Orianh · ‎06-08-2022

Hey Vivian, Thanks for the answer.

I got permission to create clusters for now, Instead of using existing cluster - each job will be linked to new cluster for the run - Its solves the problem of the permissions to install lib on the cluster. ( in the config_job.json instead of using existing passed cluster spec to new_cluster key).

After i managed to install the library i faced a new problem and you might help me with that..

I set an entry point name train - train its a function in my package that gets 2 params -(name, message)

should this entrypoint need to set with setup.py entry_points filed? or inside my init module should i export the function? -- from .file import train?

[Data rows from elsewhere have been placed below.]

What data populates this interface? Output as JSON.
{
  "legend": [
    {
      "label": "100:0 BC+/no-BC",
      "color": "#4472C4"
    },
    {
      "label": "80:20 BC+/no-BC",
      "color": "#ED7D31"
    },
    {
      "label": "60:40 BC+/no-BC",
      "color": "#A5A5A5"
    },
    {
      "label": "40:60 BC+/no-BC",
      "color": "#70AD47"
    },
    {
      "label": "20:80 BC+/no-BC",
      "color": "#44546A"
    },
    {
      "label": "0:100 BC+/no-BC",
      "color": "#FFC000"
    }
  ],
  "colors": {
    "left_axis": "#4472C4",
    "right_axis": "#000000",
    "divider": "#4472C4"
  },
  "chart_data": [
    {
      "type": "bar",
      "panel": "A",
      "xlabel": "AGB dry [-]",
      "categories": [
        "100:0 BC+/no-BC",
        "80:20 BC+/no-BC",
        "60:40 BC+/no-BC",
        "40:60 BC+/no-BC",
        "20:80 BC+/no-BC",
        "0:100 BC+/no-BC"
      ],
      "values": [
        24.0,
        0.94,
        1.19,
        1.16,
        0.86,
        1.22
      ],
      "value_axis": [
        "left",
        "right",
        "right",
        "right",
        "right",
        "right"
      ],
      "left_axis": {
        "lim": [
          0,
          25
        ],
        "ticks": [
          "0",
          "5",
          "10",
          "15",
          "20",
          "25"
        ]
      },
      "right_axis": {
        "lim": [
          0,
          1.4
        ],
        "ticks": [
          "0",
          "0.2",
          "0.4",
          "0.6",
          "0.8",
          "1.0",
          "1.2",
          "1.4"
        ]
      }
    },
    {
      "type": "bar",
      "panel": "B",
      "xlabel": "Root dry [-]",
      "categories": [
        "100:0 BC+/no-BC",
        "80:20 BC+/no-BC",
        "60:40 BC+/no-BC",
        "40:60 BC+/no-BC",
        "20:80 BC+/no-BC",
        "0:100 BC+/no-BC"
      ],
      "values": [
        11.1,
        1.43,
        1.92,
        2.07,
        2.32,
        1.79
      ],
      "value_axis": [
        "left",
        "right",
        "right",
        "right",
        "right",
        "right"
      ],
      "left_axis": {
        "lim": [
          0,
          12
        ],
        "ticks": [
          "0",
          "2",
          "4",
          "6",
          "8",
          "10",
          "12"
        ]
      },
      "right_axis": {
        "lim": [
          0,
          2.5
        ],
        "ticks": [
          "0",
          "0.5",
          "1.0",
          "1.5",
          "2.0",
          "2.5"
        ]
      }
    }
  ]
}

When i tried to export function that don't get any params its works fine only by exporting the function in the init file -- from .file import print_name

Hope i explained my problem and you can help me,

Thanks!

Vivian_Wilfred · ‎06-08-2022

An example-

Package name is test_wheel and the entry point is hello_world:

The package name refers to the folder in my project that contains the __init__.py and the entry point is the method to call.

code.py (under test_wheel) contains a method named hello_world which just prints helloWorld. We import hello_world in __init__.py so that it is available at the root of the package.

In setup.py we include the test_wheel package. After building it, we upload the wheel as part of the job task. The job will print "helloWorld" in its logs.

In your case, in setup.py you could add test_wheel.code:hello_world for entry points.

Orianh · ‎06-09-2022

Hey @Vivian Wilfred ,

When I'm setting a function as entry points without any parameters, everything works.

I'M GETTING AN ERROR when I'm trying to set a function with params as an entry point.

How do Databricks pass those parameters to the entry point?

My package structure is minimal:

-testpack

--init.py

--main.py

sharing some code:

__init.py__ file:
 
from .main import train
 
---
main.py file:
 
def train(name, message):
  print(f"{name} said {message}")
 
 
---
tried in setup.py to add entry_points few things that didnt worked( not sure im currect):
 
setuptools.setup(
...,
 entry_points={
            'train': [
                'train=testpack.main:train' / 'train=main:train'
            ]
        }

Hope you can help me, Thanks.

Kaniz · ‎06-10-2022

Hi @orian hindi, We have a community thread with a similar issue you've mentioned. Please let us know if you get some solution through it. Thanks.

Kaniz · ‎06-13-2022

Hi @orian hindi , We haven’t heard from you on the last response from me, and I was checking back to see if you have a resolution yet. If you have any solution, please share it with the community as it can be helpful to others. Otherwise, we will respond with more details and try to help.